For many years, clopidogrel was the standard P2Y12 inhibitor used with aspirin. The TRITON-TIMI 38 trial tested whether prasugrel, a more potent antiplatelet agent, would improve outcomes compared with clopidogrel in ACS patients undergoing PCI.
Objective of the TRITON-TIMI 38 Trial
The objective was to determine whether prasugrel had an advantage over clopidogrel in preventing major cardiovascular events in patients with acute coronary syndrome.
The main clinical outcome was:
Cardiovascular death, nonfatal myocardial infarction, or nonfatal stroke
Study Design
TRITON-TIMI 38 was a:
Multicenter, double-blind, randomized trial
A total of 13,608 patients were enrolled.
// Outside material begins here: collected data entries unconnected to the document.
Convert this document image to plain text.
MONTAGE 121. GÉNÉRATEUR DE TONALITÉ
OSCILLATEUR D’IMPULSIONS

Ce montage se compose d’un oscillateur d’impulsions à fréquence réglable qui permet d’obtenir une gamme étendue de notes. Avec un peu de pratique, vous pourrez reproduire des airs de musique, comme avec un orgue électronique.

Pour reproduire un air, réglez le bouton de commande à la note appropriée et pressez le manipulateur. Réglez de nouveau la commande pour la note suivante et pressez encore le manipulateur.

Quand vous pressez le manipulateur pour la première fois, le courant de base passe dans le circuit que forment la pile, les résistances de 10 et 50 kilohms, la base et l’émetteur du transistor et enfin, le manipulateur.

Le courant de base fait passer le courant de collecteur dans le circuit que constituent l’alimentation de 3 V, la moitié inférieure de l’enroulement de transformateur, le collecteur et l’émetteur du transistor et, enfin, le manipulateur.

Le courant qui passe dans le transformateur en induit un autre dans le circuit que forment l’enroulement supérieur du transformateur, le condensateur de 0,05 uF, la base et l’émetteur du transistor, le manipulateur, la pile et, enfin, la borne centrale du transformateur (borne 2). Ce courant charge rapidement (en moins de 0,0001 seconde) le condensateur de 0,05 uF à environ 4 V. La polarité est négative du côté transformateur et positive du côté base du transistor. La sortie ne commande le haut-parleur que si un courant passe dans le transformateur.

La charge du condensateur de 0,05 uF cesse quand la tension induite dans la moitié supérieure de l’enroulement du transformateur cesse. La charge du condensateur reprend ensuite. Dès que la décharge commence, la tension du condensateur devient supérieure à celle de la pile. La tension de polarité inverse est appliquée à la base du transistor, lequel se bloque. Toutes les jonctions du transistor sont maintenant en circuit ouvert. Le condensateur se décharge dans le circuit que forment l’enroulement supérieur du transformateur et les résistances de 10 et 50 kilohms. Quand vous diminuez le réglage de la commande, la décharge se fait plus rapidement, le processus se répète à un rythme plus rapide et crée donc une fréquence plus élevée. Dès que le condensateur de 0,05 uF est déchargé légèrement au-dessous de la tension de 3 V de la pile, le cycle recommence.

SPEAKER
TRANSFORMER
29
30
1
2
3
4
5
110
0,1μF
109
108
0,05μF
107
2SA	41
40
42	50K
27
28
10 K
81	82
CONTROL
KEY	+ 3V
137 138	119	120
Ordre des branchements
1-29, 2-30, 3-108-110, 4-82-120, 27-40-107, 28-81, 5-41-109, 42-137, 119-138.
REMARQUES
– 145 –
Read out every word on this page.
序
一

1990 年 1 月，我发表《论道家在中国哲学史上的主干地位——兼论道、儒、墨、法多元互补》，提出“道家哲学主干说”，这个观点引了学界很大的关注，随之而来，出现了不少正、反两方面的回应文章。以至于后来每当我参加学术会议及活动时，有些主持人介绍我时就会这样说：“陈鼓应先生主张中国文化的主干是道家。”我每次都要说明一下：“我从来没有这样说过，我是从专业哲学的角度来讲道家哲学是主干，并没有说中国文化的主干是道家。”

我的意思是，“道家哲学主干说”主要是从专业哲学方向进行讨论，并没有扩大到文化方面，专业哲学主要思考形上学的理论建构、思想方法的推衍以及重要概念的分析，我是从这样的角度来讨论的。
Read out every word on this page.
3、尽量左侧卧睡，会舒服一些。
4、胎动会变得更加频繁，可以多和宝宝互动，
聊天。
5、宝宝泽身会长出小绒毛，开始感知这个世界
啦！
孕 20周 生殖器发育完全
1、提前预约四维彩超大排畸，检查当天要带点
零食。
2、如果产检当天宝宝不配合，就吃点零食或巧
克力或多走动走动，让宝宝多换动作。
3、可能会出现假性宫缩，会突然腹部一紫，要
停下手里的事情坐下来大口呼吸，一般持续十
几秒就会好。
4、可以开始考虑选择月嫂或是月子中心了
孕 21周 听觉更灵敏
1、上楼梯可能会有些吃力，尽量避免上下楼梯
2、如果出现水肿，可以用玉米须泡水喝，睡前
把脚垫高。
Patients were admitted with acute coronary syndrome, including:
- STEMI
- Unstable angina/non-STEMI
All patients were scheduled for PCI.
Patients were randomized to:
- Prasugrel
60 mg loading dose, then 10 mg daily
n = 6,813 - Clopidogrel
300 mg loading dose, then 75 mg daily
n = 6,795
Primary Outcome
The primary outcome was:
Cardiovascular mortality, nonfatal myocardial infarction, or nonfatal stroke
Results:
Prasugrel: 9.9%
Clopidogrel: 12.1%
Risk reduction:
HR 0.81; 95% CI, 0.73 to 0.90; P < 0.001
This showed that prasugrel significantly reduced major ischemic cardiovascular events compared with clopidogrel.
Secondary Outcome
A key secondary outcome was:
Cardiovascular mortality, nonfatal myocardial infarction, or urgent target vessel revascularization
Results:
Prasugrel: 10.0%
Clopidogrel: 12.3%
Risk reduction:
HR 0.84; 95% CI, 0.77 to 0.92; P < 0.001
This reinforced the ischemic benefit of prasugrel in ACS patients undergoing PCI.
Bleeding Outcome
The major safety issue was bleeding.
Major or minor TIMI bleeding occurred in:
Prasugrel: 5.0%
Clopidogrel: 3.8%
Risk increase:
HR 1.31; 95% CI, 1.11 to 1.56; P = 0.002
So while prasugrel reduced ischemic events, it also increased bleeding complications.
Why TRITON-TIMI 38 Matters
The TRITON-TIMI 38 trial helped establish prasugrel as a more potent alternative to clopidogrel in selected ACS patients undergoing PCI.
The trial showed a classic tradeoff:
More ischemic protection, more bleeding.
This matters because antiplatelet therapy is not just about preventing MI or stent thrombosis. It is about balancing the benefit of stronger platelet inhibition against the harm of bleeding.
Clinical Takeaway
The main takeaway from TRITON-TIMI 38 is:
In ACS patients scheduled for PCI, prasugrel reduced cardiovascular death, nonfatal MI, or nonfatal stroke compared with clopidogrel, but increased major or minor TIMI bleeding.
This means prasugrel can be a strong option when ischemic risk is high and bleeding risk is acceptable.
Practical Interpretation
Prasugrel may be favored in ACS patients undergoing PCI who have:
- High ischemic risk
- Diabetes
- Large thrombus burden
- STEMI presentation
- Low bleeding risk
- No contraindications to prasugrel
Clopidogrel may be preferred when bleeding risk is high or when prasugrel is not appropriate.
In real-world practice, prasugrel is generally avoided in patients with prior stroke or TIA, and caution is used in older or lower-body-weight patients because of bleeding concerns.
Conclusion
The TRITON-TIMI 38 trial demonstrated that prasugrel was superior to clopidogrel in reducing ischemic cardiovascular outcomes among patients with acute coronary syndrome undergoing PCI.
However, this benefit came with a significant increase in bleeding.
In simple terms: prasugrel is stronger than clopidogrel for preventing ischemic events after ACS PCI, but the price is more bleeding — so patient selection is critical.